Hacker News new | ask | show | jobs
by pedrovhb 849 days ago
Close. Temperature is the coefficient of a term in a formula that adjusts how likely the system is to pick a next token (word/subword) which it thinks isn't as likely to happen next as the top choice.

When temperature is 0, the effect is that it always just picks the most likely one. As temperature increases it "takes more chances" on tokens which it deems not as fitting. There's no takesies backies with autoregressive models though so once it picks a token it has to run with it to complete the rest of the text; if temperature is too high, you get tokens that derail the train of thought and as you increase it further, it just turns into nonsense (the probability of tokens which don't fit the context approximates the probability of tokens that do and you're essentially just picking at random).
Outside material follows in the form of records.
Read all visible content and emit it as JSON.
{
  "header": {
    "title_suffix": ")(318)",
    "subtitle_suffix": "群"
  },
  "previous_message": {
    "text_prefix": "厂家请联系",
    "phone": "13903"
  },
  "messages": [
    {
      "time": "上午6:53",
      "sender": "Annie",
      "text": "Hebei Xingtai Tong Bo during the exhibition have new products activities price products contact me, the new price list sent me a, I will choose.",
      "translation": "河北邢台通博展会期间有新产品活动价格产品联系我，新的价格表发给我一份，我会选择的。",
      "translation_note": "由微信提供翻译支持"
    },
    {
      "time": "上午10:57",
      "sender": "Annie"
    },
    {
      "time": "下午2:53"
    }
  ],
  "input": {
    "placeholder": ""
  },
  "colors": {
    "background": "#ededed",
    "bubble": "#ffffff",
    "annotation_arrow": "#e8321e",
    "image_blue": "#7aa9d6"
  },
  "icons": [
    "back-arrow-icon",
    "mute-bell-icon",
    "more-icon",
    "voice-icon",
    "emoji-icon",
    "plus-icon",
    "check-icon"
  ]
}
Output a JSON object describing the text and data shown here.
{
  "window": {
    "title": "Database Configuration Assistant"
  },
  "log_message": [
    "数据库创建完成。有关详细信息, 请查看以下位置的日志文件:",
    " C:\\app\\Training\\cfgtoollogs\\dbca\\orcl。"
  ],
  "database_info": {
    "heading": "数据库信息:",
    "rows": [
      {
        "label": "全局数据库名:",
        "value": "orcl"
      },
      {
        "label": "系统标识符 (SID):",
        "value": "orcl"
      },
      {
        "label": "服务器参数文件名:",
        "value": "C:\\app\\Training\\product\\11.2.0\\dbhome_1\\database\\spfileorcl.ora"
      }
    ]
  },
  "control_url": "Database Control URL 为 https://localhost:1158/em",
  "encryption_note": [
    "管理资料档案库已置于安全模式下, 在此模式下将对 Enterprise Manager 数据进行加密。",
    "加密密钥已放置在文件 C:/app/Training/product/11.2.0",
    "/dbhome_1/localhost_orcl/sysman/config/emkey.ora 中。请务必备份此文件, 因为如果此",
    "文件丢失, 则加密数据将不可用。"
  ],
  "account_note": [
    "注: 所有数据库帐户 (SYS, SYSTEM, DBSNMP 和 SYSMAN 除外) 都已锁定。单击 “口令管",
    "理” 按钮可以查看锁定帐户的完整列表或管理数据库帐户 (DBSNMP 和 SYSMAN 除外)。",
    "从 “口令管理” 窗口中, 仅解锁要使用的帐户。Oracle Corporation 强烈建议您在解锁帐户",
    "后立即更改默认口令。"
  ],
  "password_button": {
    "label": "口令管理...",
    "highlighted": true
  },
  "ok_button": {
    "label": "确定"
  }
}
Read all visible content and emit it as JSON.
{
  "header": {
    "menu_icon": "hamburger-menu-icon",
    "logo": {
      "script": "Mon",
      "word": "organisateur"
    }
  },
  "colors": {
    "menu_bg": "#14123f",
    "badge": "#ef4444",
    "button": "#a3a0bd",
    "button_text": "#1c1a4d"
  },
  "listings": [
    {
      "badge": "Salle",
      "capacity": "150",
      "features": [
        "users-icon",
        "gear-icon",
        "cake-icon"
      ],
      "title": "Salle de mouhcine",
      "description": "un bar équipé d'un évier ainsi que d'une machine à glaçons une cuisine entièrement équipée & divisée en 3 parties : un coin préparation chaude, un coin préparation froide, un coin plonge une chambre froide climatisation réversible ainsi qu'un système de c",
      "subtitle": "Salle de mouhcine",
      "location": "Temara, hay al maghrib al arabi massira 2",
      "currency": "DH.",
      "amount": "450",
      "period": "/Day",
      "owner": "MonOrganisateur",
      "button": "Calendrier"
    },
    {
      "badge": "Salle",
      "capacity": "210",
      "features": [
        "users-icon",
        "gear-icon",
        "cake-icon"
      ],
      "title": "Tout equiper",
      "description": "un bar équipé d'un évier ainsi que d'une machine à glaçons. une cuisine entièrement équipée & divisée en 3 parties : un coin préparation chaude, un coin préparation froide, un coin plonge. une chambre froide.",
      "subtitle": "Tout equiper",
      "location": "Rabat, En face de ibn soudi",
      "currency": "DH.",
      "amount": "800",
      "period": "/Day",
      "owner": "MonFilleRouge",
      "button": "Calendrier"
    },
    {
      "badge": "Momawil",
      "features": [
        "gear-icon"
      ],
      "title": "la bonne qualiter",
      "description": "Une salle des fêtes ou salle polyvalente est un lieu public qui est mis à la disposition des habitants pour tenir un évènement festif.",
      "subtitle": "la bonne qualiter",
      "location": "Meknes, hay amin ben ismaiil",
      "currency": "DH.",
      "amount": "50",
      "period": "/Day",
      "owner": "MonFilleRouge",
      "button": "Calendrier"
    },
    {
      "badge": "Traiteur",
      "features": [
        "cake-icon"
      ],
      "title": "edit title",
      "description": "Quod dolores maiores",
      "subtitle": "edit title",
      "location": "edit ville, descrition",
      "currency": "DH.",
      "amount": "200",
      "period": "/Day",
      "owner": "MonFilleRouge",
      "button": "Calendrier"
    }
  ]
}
Other parameters like top p and top k affect which tokens are considered at all for sampling and can help control the runaway effect. For instance there's a higher chance of staying cohesive if you use a high temperature but consider only the 40 tokens which had the highest probability of appearing in the first place (top k=40).

1 comments

> There's no takesies backies with autoregressive models

Doesn’t ChatGPT use beam search?

Almost certainly not.

It's absolutely just sampling with temperature or top_p/k, etc. Beam searches would be very expensive, I can't see them doing that for chatgpt which appears to be their "consumer product" and often has lower quality results compared to the api.

The old legacy had a "best_of" option but that doesn't exist in the new api.